Kışın kediler eve girip çıkarken enerji kaybı olmasın , çabuk kapı kapansın diye kedilerin kuyruklarını kesen bir kent. Cimrilik üzerine fıkraları ve kitapları var.
ayrıca çok güzel, insanlarıda sımsıcak.
Bulgaristan'ın Gabrovo kentinde yaşayan karikatürcü dostu bayan Siika 17 Mayıs karnavalından bir hayli resim yollamış. Birkaçını sizlerle paylaşıyorum. Biliyorsunuz Gabrovo'da Dünyanın en büyük ve ilk karikatür müzelerinden biri var. Türkiye'den de bir çok karikatürist buradaki etkinliklere katılıyor. Galiba şu günler bir ödül kazanan Muhittin Köroğlu arkadaşımız orada. Dönünce onun da izlenimlerini dinleriz.
Bayan Siika oradaki Türk karikatüristlerinin hem gönüllü tercümanlığını ve ev sahiplini seve seve yapıyor. Ustalarımız dahil onu tanımayanımız yok. Devamlı selamları, haberleri gelir gider.Türkiye'deki her türlü karikatür etkinliklerini de yakından izler. Türkçeyi de komşularından çocukken öğrenip, ilerletmiş. O bir iyi niyet elçisi.

Prof.Dr Sait Kapıcıoğlu'dan ikinci karikatür albümü.

Karikatürist arkadaşımız prof.Dr Sait Kapıcıoğlu ikinci karikatür albümünü yayınladı 200 sayfa 15/21,5 cm ölçülerinde Renkli kuşe kapaklı albüm Yalancılar, çıkarcılar-KUŞ GRİBİ isimli kitabın girişinde Ziya Ramoğlu hocamız anlatılıyor ve Kapıcıoğlu' nun bilimsel yazılarından bölümler de içeriyor.
Prof Dr. İzzettin Barış, Raşit Yakalı ve Canol Kocagöz' ün ön sözleriyle başlayan kitabı Karikatürcüler Derneği satış reyonundan temin edebilirsiniz.. Sanatçının geçen yıl " Afrika Sevdası" isimli bir kitabı daha yayınlanmıştı.

Ihlamur Kasrı'nda karikatür dersi...

Bu pazar Ihlamur Kasrındaki karikatür dersine gittiğimde minik öğrencilerden birini tarzan'lık yaparken buldum. Kartal'dan Beşiktaş'a karikatür dersi için annesiyle geliyorlarmış.
Bu hafta üç bülümlük ders yaptık. Birinci bölümde desen çalışmalarımız, ikinci bölümde yaratıcılık, üçüncü bölümde ise konulu bir çalışma yaptık.

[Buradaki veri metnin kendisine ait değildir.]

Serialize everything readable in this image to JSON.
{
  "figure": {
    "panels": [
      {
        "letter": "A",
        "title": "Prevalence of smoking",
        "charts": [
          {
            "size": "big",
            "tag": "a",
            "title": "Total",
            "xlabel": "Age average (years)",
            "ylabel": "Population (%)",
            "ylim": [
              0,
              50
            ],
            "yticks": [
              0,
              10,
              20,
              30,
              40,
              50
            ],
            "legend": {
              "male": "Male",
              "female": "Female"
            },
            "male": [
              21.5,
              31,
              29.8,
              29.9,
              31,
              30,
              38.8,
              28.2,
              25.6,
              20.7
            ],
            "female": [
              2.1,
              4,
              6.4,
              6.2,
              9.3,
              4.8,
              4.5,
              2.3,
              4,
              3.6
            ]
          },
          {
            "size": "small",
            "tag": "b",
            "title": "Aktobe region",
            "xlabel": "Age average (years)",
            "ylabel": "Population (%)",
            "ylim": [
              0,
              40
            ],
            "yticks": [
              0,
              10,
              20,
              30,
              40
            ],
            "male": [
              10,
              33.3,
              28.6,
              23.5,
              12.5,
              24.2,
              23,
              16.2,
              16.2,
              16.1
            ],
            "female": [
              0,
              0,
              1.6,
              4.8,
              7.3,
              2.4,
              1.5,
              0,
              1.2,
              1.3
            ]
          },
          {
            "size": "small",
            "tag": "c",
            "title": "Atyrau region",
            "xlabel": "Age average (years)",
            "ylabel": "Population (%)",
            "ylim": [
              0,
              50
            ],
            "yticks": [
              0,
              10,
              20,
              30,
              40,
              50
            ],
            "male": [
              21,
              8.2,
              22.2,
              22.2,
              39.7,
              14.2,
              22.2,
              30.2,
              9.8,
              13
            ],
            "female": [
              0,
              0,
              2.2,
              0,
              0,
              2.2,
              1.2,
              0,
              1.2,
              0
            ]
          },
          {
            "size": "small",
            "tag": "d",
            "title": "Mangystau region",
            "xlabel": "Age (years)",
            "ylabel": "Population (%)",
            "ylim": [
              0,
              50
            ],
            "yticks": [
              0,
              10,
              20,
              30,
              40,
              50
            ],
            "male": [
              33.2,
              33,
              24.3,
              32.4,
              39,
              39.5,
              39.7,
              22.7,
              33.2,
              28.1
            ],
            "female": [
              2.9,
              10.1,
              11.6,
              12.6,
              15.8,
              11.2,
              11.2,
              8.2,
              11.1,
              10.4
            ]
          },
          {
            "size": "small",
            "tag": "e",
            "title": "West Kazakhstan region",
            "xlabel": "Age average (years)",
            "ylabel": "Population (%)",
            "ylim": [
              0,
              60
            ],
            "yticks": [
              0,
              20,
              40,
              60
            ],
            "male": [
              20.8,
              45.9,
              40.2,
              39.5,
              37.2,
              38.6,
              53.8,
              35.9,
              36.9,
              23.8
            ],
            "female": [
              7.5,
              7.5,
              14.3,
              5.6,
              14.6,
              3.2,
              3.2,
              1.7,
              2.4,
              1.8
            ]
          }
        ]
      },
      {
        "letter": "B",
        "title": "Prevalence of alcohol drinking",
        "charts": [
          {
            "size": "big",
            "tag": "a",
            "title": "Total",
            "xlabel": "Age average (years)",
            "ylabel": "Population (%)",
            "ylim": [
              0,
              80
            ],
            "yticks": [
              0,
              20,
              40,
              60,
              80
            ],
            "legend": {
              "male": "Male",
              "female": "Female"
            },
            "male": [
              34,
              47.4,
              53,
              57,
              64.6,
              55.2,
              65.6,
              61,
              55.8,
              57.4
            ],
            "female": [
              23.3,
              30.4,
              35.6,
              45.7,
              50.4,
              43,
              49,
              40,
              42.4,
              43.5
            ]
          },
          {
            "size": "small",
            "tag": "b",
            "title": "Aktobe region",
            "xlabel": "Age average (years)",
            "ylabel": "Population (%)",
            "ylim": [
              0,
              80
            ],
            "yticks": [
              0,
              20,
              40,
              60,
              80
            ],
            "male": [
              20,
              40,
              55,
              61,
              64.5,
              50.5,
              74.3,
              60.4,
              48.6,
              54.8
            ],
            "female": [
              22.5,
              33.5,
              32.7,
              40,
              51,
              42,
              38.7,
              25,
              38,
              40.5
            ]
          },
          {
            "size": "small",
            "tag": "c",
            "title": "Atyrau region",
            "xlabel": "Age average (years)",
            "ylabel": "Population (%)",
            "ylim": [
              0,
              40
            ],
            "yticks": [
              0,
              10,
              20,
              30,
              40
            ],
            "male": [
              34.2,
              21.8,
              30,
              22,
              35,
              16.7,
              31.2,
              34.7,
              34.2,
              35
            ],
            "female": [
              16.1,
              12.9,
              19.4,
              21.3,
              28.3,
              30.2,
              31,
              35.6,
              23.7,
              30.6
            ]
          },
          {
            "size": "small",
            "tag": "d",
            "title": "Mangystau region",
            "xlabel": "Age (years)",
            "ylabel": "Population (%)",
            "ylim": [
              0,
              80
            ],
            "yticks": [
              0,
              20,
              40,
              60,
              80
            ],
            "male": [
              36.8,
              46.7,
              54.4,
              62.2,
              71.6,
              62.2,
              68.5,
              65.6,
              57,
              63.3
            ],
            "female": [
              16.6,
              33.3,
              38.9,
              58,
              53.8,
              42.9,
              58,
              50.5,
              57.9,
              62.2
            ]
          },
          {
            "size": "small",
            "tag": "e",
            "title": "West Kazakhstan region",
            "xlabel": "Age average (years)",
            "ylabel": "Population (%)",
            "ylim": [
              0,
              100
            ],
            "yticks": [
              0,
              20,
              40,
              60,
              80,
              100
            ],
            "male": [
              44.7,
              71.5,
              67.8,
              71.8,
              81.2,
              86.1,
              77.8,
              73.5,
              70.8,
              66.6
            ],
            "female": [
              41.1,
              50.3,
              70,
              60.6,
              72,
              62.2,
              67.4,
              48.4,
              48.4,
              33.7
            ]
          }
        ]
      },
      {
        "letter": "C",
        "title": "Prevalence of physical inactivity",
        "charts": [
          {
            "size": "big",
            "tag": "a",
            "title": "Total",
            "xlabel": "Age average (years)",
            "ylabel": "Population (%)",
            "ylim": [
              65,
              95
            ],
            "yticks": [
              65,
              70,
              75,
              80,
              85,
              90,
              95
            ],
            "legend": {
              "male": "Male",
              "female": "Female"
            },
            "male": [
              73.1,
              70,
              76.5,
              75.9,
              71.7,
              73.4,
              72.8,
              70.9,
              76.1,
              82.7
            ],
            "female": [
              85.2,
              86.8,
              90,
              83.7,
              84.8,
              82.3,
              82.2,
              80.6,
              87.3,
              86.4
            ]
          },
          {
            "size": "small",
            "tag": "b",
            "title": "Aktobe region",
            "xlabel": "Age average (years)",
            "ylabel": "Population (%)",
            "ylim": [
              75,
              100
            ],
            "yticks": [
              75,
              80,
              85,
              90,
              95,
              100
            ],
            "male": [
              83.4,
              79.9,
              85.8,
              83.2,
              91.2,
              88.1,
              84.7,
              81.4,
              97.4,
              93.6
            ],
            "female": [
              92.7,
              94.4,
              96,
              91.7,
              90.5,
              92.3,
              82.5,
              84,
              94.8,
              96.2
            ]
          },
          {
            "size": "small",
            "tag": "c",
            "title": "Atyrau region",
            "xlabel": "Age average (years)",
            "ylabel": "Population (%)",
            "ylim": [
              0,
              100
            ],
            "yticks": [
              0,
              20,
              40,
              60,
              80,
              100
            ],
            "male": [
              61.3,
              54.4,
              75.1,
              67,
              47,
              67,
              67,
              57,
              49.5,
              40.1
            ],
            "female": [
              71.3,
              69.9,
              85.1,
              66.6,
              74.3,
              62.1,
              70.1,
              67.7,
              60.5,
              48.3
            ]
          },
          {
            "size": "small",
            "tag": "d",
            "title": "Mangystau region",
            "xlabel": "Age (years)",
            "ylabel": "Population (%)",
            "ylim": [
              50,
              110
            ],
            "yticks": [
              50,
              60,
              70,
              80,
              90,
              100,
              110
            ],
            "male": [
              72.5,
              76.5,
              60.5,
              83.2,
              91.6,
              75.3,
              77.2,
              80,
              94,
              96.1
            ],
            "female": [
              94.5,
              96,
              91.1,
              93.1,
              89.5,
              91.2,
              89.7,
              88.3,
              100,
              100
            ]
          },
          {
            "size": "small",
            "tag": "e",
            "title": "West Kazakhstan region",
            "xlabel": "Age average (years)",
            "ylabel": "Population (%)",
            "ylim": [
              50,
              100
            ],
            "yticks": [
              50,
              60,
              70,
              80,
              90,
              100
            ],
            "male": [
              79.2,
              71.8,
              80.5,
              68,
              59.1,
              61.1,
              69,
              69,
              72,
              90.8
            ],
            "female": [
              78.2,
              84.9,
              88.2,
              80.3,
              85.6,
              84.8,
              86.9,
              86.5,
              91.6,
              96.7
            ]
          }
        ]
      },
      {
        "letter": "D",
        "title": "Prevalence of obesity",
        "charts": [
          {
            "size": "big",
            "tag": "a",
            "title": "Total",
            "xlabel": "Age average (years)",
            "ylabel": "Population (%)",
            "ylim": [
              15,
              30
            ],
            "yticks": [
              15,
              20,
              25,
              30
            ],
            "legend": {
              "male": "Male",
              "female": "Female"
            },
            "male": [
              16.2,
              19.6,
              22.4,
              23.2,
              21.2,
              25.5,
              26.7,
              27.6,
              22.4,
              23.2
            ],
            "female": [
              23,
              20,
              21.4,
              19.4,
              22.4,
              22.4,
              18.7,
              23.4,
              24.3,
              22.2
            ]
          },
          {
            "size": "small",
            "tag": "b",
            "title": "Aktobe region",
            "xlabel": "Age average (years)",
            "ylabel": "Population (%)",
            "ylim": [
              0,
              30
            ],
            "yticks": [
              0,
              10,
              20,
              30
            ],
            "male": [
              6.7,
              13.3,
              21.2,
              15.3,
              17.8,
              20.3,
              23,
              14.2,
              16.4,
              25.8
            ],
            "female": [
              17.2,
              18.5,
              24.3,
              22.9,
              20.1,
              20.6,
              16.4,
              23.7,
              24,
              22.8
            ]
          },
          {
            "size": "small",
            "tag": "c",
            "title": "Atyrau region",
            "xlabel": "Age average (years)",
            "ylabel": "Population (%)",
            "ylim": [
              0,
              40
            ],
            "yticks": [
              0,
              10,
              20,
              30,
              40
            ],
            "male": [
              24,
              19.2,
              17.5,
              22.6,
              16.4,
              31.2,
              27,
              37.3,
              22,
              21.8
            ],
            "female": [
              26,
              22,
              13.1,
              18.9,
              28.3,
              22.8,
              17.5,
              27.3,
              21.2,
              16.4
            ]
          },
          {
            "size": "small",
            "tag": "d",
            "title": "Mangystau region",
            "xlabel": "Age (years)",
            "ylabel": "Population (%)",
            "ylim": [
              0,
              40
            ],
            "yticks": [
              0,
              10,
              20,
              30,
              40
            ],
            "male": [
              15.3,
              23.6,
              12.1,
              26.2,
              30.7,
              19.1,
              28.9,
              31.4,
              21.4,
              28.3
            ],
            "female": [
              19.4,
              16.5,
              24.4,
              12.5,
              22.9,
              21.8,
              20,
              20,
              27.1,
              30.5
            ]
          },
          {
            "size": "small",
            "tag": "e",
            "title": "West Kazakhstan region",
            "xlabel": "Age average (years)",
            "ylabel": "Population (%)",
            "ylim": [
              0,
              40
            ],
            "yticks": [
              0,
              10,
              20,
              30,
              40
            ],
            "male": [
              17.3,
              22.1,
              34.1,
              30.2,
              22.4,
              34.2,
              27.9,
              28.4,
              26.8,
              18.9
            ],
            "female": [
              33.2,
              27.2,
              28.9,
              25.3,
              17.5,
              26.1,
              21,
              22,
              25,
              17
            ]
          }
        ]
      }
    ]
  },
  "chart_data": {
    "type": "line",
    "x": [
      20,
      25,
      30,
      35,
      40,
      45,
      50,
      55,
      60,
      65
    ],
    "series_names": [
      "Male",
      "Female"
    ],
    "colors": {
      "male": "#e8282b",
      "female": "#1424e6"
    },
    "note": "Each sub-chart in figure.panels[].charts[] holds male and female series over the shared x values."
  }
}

Artık biribirimizi tanıyorduk. Sıkılmadan bir buçuk saat birlikte çalıştık.

Eski çalışmalarımızı da gözden geçirdik.


Dersimiz bittiğinde, evime giderken güzel şeyler gözüme çarptı. Ihlamur Kasrının bahçesi gelin damatlarla doluydu. Ne hoş bir manzara. Hemen karşışı Beşiktaş evlendirme dairesi ya. Bir pazar yolunuz oraya düssün. Çok beğeneceksiniz. Resimleri daha yakından ve hepsini çekmek isterdim ama ilk defa utandım. Ya izin vermezlerse diye düşündüm.